Today I had to leave Craford which sucks. On the plane I called Cherty Chert. I told the press:"I spoke to Mike Chertoff today — he's the head of the Department of Homeland Security. I knew people would want me to discuss this issue [immigration], so we got us an airplane on — a telephone on Air Force One."

Then I went to wish John McCain a happy birthday in Arizona. We had some cake. It was pretty good, a little dry, not as fudgy as I like my cake. I hate John McCAin. He's annoyong.

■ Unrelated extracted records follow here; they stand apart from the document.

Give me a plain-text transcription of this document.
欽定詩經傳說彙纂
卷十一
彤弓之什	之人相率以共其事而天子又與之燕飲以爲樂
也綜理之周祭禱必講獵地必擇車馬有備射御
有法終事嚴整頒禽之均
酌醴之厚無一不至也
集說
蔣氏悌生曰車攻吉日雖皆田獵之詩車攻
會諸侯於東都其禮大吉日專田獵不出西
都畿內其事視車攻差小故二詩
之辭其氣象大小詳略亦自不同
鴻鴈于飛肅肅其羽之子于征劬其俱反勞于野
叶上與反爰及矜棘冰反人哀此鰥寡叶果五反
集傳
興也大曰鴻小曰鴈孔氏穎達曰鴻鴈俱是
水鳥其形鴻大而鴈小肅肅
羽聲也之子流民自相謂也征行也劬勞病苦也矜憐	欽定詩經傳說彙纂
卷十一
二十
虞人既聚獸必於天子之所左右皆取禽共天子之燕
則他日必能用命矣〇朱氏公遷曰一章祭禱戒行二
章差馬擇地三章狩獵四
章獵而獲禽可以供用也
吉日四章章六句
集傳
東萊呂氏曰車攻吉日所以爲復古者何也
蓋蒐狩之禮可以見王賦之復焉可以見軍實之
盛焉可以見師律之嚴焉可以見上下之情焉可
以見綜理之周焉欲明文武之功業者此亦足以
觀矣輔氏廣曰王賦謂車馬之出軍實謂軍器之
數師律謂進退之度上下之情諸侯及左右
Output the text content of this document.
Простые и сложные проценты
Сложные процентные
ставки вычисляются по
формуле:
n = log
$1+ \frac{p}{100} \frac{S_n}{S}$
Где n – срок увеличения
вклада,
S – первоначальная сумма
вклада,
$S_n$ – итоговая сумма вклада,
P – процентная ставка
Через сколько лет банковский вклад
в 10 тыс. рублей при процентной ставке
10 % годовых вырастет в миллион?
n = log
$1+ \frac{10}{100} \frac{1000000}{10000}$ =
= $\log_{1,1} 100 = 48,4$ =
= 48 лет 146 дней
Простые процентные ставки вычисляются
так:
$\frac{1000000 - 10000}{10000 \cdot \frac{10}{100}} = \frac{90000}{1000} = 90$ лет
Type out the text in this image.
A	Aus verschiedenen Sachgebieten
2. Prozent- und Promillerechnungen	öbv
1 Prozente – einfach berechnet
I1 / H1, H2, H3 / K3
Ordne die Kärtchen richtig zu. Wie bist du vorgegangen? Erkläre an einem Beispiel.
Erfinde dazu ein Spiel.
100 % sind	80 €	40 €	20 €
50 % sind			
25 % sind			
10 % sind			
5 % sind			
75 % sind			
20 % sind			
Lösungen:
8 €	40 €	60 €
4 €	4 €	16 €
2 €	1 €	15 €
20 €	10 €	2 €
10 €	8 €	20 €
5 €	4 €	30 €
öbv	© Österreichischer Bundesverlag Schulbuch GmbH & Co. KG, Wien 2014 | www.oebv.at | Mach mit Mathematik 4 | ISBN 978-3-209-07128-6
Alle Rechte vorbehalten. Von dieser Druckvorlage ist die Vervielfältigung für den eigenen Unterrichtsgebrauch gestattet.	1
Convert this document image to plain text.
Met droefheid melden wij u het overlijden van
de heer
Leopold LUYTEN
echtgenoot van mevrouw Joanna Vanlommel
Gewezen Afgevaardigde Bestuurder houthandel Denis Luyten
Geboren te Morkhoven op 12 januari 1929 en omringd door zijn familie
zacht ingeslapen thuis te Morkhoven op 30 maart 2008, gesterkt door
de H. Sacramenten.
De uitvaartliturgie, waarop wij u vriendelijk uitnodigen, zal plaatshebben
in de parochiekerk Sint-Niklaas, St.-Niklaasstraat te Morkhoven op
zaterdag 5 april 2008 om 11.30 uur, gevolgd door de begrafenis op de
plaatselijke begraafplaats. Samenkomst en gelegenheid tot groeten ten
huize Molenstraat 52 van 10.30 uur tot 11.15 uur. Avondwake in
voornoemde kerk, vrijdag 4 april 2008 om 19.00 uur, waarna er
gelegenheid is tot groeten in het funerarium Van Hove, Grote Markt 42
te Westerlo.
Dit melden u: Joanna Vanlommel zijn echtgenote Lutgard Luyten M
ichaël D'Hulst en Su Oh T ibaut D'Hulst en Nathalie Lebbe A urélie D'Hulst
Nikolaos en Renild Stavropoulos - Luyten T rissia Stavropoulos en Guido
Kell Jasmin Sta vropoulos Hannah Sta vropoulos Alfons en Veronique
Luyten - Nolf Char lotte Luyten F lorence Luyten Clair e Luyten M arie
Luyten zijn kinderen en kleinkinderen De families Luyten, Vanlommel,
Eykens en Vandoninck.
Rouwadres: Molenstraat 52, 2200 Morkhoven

Then I went to talk to some old farts at golf resort in Pehonix. I said: "This new bill I signed says, if you're a senior and you like the way things are today, you're in good shape, don't change. But, by the way, there's a lot of different options for you. And we're here to talk about what that means to our seniors." I think I sounded pretty good.



Then I flew all the way to southern california to talk to some more old fogies to talk about some changes in medicare or medicade. Which is it? Medicare, I think. I said: "We've got some folks up here who are concerned about their Social Security or Medicare. Joan Geist is with us. … I could tell — she was looking at me when I first walked in the room to meet her, she was wondering whether or not old George W. is going to take away her Social Security check." I can't remember who the heck Joan is. Oh well. Then I played some more golf. Rummy called me from a San Diego Padres baseball game. It sounded like he was having fun. I wish I could have went. Boy am I pooped. But I have to prepare for some speech tomorrow bc it's the anniversary of the civil war.